Solvate und Hydrate. Solvates and hydrates.

12. Kombination gemäß Anspruch 11 , wobei der Proteasom-Inhibitor Bortezomib ist. A combination according to claim 11, wherein the proteasome inhibitor is bortezomib.

Kombination gemäß Anspruch 11 oder 12 zur Verwendung in der Medizin. A combination according to claim 11 or 12 for use in medicine.
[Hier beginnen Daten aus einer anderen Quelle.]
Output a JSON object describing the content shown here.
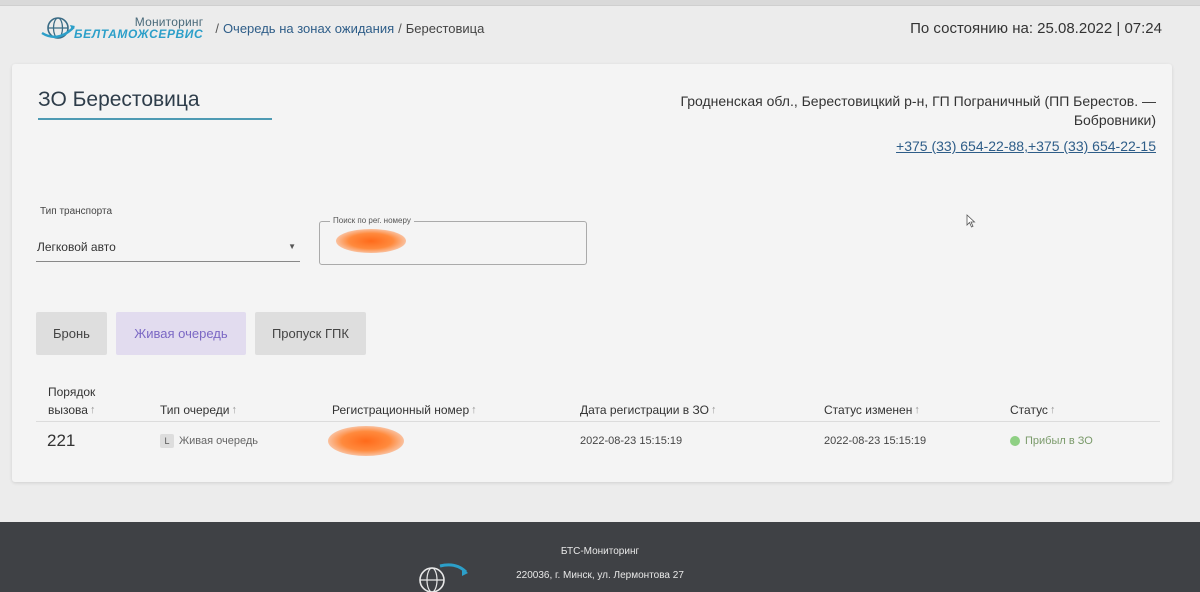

Pharmazeutische Zusammensetzung, die eine Verbindung gemäß Anspruch 1 , 5 oder 6 oder einer Kombination gemäß Anspruch 7 oder 8 zusammen mit mindestens einem pharmazeutisch verträglichen Trägerstoff, Hilfsstoff, Verdünnungsmittel, A pharmaceutical composition comprising a compound according to claim 1, 5 or 6 or a combination according to claim 7 or 8 together with at least one pharmaceutically acceptable carrier, excipient, diluent,

Kryoprotektivum und/oder Lyoprotektivum enthält. Cryoprotective and / or lyoprotectant contains.

15. Pharmazeutische Zusammensetzung gemäß Anspruch 14, die zur oralen, 15. A pharmaceutical composition according to claim 14, which is for oral,

parenteralen, topischen Verabreichung und/oder zur Verabreichung per Inhalation geeignet ist. parenteral, topical administration and / or for administration by inhalation.

16. Pharmazeutische Zusammensetzung gemäß Anspruch 14 oder 15, die zur Behandlung von retroviralen Infektionen und/oder ihrer Folgekrankheiten sowie zur Prophylaxe vor der Manifestation retroviraler Erkrankungen geeignet ist. 16. A pharmaceutical composition according to claim 14 or 15, which is suitable for the treatment of retroviral infections and / or their sequelae as well as for the prophylaxis of the onset of retroviral diseases.